UNASSIGNED: All GD patients had high levels of the biomarker lyso-Gb1 and deleterious GBA mutations. One patient was a compound heterozygote with a novel variant, potentially pathogenic mutation. Finnish EHR data allowed the retrospective assessment of 27-30 of the 32 original GED-C signs/co-variables. Total point scores of GD patients were high but variable, 6-18.5 points per patient (based on the available data on 28-29 signs/co-variables per patient). All GD patients had been recorded with anaemia while only three patients had a record of splenomegaly. 0.72% of biobank subjects were assigned at least 6 points but none of these potential \"GD suspects\" had a point score as high as 18.5. Splenomegaly had been recorded for 0.25% of biobank subjects and was associated with variable point score distribution and co-occurring ICD-10 diagnoses.
UNASSIGNED: This study provides an indicative GED-C PSS score range for confirmed GD patients, also representing potential mild cases, and demonstrates the feasibility of scoring Finnish EHR data by data mining in order to screen for undiagnosed GD patients.
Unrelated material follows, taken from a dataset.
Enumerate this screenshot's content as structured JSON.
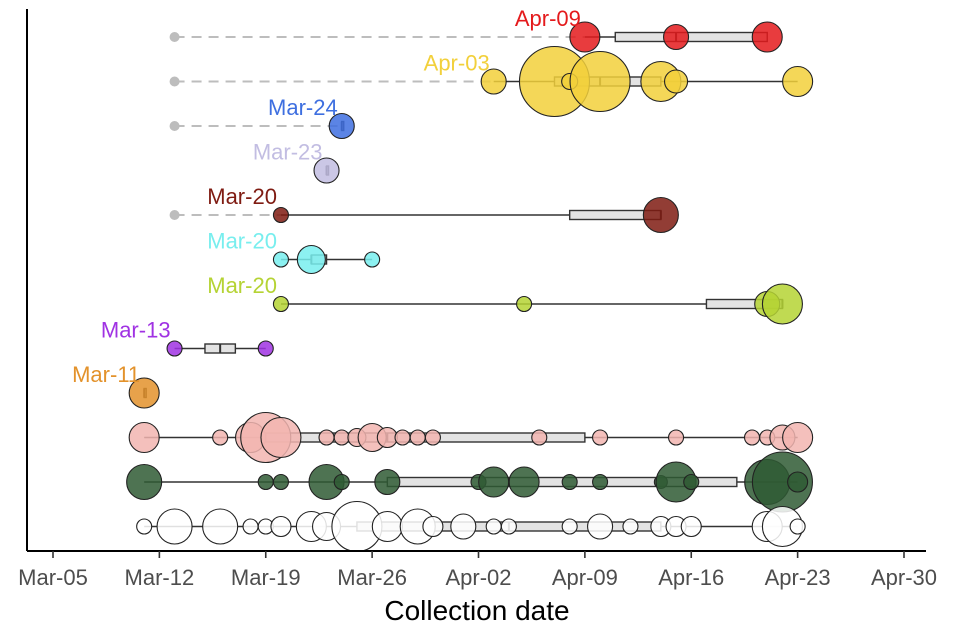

Further prioritisation of the \"GD suspects\" with more developed algorithms and data-mining approaches is needed.
UNASSIGNED: This study was funded by Shire (now part of Takeda).
摘要:
■戈谢病(GD)是一种罕见的遗传性多器官疾病,然而,由于广泛的症状和缺乏疾病意识,诊断可能会显著延迟。最近,GD积分评分系统(PSS)的原型是由Gaucher早期诊断共识(GED-C)倡议建立的,最近,在英国Gaucher患者中验证。在我们的研究中,在芬兰GD患者中检测了原始GED-CPSS.此外,评估了通过数据挖掘对大型电子健康记录(EHR)数据集进行积分评分以识别潜在未确诊GD病例的可行性.
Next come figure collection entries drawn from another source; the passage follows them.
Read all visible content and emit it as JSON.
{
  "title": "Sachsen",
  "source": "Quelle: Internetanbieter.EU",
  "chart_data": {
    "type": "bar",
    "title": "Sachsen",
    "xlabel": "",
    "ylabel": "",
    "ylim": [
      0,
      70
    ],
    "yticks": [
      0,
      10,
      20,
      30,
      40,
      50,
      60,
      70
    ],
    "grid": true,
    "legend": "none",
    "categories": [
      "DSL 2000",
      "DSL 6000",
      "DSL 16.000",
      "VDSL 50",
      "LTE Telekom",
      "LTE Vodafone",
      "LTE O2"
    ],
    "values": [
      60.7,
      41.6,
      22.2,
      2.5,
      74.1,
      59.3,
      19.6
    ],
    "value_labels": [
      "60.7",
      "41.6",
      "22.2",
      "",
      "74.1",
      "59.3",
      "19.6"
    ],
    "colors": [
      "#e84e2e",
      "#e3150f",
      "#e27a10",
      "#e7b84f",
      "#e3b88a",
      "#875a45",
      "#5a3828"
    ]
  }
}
■这项生物库研究是与两家芬兰生物库合作进行的。该研究包括五名先前诊断的芬兰GD患者和约170,000名成人生物库受试者。由于数据可用性问题,对原始PSS进行了本地调整,并将其应用于代表特殊医疗保健记录的芬兰EHR数据。
■所有GD患者都有高水平的生物标志物lyso-Gb1和有害的GBA突变。一名患者是具有新变体的复合杂合子,潜在的致病突变。芬兰EHR数据允许对32个原始GED-C体征/共变量中的27-30个进行回顾性评估。GD患者的总分较高但存在差异,每个患者6-18.5分(基于每个患者28-29个体征/共变量的可用数据)。所有GD患者均有贫血记录,而只有三名患者有脾肿大记录。0.72%的生物库受试者被分配至少6分,但这些潜在的“GD嫌疑人”中没有一个得分高达18.5分。已经记录了0.25%的生物库受试者的脾肿大,并且与可变点得分分布和同时发生的ICD-10诊断相关。
■本研究为确诊的GD患者提供了指示性GED-CPSS评分范围,也代表潜在的轻度病例,并证明了通过数据挖掘对芬兰EHR数据进行评分以筛选未诊断的GD患者的可行性。需要使用更发达的算法和数据挖掘方法进一步确定“GD嫌疑人”的优先级。
■这项研究由Shire(现为武田的一部分)资助。
■这项生物库研究是与两家芬兰生物库合作进行的。该研究包括五名先前诊断的芬兰GD患者和约170,000名成人生物库受试者。由于数据可用性问题,对原始PSS进行了本地调整,并将其应用于代表特殊医疗保健记录的芬兰EHR数据。
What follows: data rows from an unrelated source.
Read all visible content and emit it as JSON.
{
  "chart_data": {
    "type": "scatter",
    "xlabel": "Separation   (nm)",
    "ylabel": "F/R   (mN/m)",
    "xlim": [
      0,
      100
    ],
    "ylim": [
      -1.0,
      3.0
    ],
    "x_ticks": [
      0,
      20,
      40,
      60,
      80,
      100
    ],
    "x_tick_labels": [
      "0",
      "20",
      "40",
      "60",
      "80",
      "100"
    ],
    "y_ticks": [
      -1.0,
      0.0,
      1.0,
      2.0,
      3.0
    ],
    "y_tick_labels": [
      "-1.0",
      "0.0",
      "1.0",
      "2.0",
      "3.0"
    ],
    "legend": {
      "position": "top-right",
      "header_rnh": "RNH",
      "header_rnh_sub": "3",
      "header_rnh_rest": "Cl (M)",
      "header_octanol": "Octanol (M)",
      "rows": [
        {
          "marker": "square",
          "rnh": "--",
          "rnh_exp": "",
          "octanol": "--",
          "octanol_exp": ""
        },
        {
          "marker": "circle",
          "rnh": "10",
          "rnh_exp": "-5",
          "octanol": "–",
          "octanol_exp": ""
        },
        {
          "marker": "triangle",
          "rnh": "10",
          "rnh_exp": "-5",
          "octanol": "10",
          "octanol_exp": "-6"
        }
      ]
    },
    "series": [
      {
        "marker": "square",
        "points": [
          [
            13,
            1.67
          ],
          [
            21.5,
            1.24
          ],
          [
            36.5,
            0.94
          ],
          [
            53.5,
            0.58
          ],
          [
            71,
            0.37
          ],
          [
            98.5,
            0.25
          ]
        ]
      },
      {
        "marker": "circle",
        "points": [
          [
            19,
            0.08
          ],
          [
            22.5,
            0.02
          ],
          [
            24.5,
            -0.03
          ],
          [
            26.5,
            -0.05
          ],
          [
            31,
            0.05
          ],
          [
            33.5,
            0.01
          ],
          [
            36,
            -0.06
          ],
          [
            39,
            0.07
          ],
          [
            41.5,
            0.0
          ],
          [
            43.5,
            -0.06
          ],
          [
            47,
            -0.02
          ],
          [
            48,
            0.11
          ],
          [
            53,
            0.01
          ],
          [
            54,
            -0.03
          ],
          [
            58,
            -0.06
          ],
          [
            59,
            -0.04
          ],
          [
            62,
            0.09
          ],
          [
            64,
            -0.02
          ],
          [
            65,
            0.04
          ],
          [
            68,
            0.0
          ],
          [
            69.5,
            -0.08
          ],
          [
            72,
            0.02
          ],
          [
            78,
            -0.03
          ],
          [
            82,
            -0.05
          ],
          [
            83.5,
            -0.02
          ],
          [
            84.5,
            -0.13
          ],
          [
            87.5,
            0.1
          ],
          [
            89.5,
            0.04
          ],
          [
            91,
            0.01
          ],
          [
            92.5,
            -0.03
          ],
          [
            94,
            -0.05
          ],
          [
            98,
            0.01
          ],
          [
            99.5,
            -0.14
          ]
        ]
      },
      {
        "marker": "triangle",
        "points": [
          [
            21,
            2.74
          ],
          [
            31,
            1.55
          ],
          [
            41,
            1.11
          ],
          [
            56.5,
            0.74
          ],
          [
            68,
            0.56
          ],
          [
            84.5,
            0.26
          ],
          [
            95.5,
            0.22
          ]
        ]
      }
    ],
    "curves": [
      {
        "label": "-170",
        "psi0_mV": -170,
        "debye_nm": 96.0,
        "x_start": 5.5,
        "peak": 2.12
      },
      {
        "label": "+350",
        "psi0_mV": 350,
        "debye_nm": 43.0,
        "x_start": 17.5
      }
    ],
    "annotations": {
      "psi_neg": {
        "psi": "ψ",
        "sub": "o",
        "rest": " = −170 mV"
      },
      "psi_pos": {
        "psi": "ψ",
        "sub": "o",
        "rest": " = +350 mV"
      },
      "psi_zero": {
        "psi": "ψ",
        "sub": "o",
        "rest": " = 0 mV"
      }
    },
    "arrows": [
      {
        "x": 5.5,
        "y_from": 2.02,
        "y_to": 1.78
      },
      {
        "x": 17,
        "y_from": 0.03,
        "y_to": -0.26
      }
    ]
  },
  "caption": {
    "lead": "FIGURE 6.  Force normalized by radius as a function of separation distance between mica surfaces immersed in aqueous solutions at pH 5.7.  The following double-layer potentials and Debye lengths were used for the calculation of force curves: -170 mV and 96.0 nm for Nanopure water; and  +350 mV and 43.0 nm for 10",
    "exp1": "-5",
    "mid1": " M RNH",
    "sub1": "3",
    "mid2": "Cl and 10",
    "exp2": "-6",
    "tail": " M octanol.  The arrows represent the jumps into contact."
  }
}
■所有GD患者都有高水平的生物标志物lyso-Gb1和有害的GBA突变。一名患者是具有新变体的复合杂合子,潜在的致病突变。芬兰EHR数据允许对32个原始GED-C体征/共变量中的27-30个进行回顾性评估。GD患者的总分较高但存在差异,每个患者6-18.5分(基于每个患者28-29个体征/共变量的可用数据)。所有GD患者均有贫血记录,而只有三名患者有脾肿大记录。0.72%的生物库受试者被分配至少6分,但这些潜在的“GD嫌疑人”中没有一个得分高达18.5分。已经记录了0.25%的生物库受试者的脾肿大,并且与可变点得分分布和同时发生的ICD-10诊断相关。
■本研究为确诊的GD患者提供了指示性GED-CPSS评分范围,也代表潜在的轻度病例,并证明了通过数据挖掘对芬兰EHR数据进行评分以筛选未诊断的GD患者的可行性。需要使用更发达的算法和数据挖掘方法进一步确定“GD嫌疑人”的优先级。
■这项研究由Shire(现为武田的一部分)资助。